Der Blick ist getrübt: Durch zahlreiche Plexiglasscheiben in der Eissporthalle sehen die Fans nicht mehr viel. 2 Fotos:  Schachtschneider

Gibbs: Seit Mai 2014 haben Kimms als Besitzer viel investiert in die Halle, sonst gäbe es kein Eishockey mehr. Manches sieht der Fan, vieles nicht. Wir wollen in allen Bereichen besser werden, auch hier. Aber alles geht nur Schritt für Schritt. In diesem Sommer wurden die Eismaschine modernisiert und die Soundanlage, fünf Kilometer neue Kabel wurden verlegt. An den Pfeilern kann niemand etwas ändern, die Scheiben werden wir uns ansehen und austauschen, wenn nötig.

Die Einführung des Mindestlohns und einige Preissteigerungen machen es uns nicht leichter.

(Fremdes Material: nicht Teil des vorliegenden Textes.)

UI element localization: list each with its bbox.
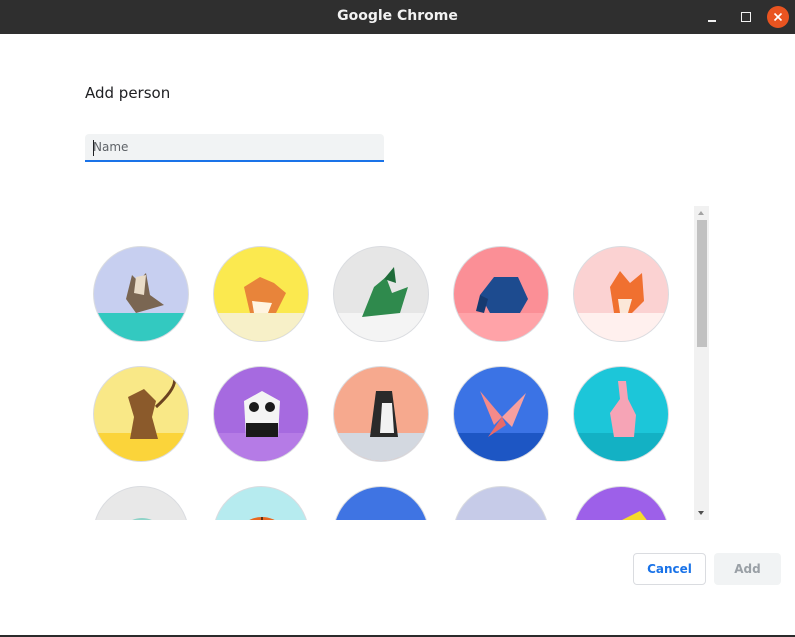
avatar-fox[interactable] [573,246,669,342]
origami-elephant-icon [454,277,548,341]
name-input[interactable] [85,134,384,162]
avatar-monkey[interactable] [93,366,189,462]
avatar-grid[interactable] [85,207,695,520]
avatar-dragon[interactable] [333,246,429,342]
title-bar: Google Chrome [0,0,795,34]
origami-penguin-icon [334,391,428,461]
scroll-thumb[interactable] [697,220,707,347]
add-button[interactable]: Add [714,553,781,585]
avatar-bird[interactable] [453,486,549,520]
avatar-penguin[interactable] [333,366,429,462]
origami-corgi-icon [214,277,308,341]
origami-dragon-icon [334,267,428,341]
avatar-unicorn[interactable] [93,486,189,520]
avatar-corgi[interactable] [213,246,309,342]
avatar-cat[interactable] [93,246,189,342]
text-caret [93,140,94,156]
origami-fox-icon [574,271,668,341]
avatar-basketball[interactable] [213,486,309,520]
origami-monkey-icon [94,376,188,461]
cancel-button[interactable]: Cancel [633,553,706,585]
origami-panda-icon [214,391,308,461]
avatar-elephant[interactable] [453,246,549,342]
origami-rabbit-icon [574,381,668,461]
close-x-glyph [773,12,783,22]
close-icon[interactable] [767,6,789,28]
minimize-icon[interactable] [701,6,723,28]
avatar-bike[interactable] [333,486,429,520]
origami-unicorn-icon [132,518,152,520]
red-bird-icon [454,487,549,520]
avatar-cheese[interactable] [573,486,669,520]
scroll-down-arrow-icon[interactable] [694,506,709,520]
scroll-up-arrow-icon[interactable] [694,206,709,220]
maximize-icon[interactable] [734,6,756,28]
origami-cat-icon [94,273,188,341]
avatar-butterfly[interactable] [453,366,549,462]
avatar-panda[interactable] [213,366,309,462]
avatar-grid-scrollbar[interactable] [694,206,709,520]
avatar-rabbit[interactable] [573,366,669,462]
dialog-heading: Add person [85,84,171,102]
window-title: Google Chrome [337,8,458,24]
basketball-icon [249,517,275,520]
cheese-icon [622,511,647,520]
bicycle-icon [334,487,429,520]
origami-butterfly-icon [454,391,548,461]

Aber: Wir wollen und müssen kostendeckend wirtschaften, damit das Eishockey in Kassel nicht wieder an die Wand fährt.

Wie sieht es aus mit Rabattpaketen bei den Eintrittskarten?

Gibbs: Die Familienticket-Aktion mit der HNA war ein großer Erfolg und ermutigt uns. Wir arbeiten an diesem Thema, wollen mehr auf die Beine stellen – auch mit Partnern. Auch da sind wir immer offen für Anregungen und Kritik.

Viele Auswärtsspiele der Huskies können die Fans per Internet bei Sprade-TV verfolgen. Warum gibt es keine Bilder aus der Kasseler Halle?

Gibbs: Weil die technische Ausstattung eine stabile Internetübertragung aus der Halle nicht zulässt. Und bevor wir uns mit Abstürzen blamieren, lassen wir die Finger davon.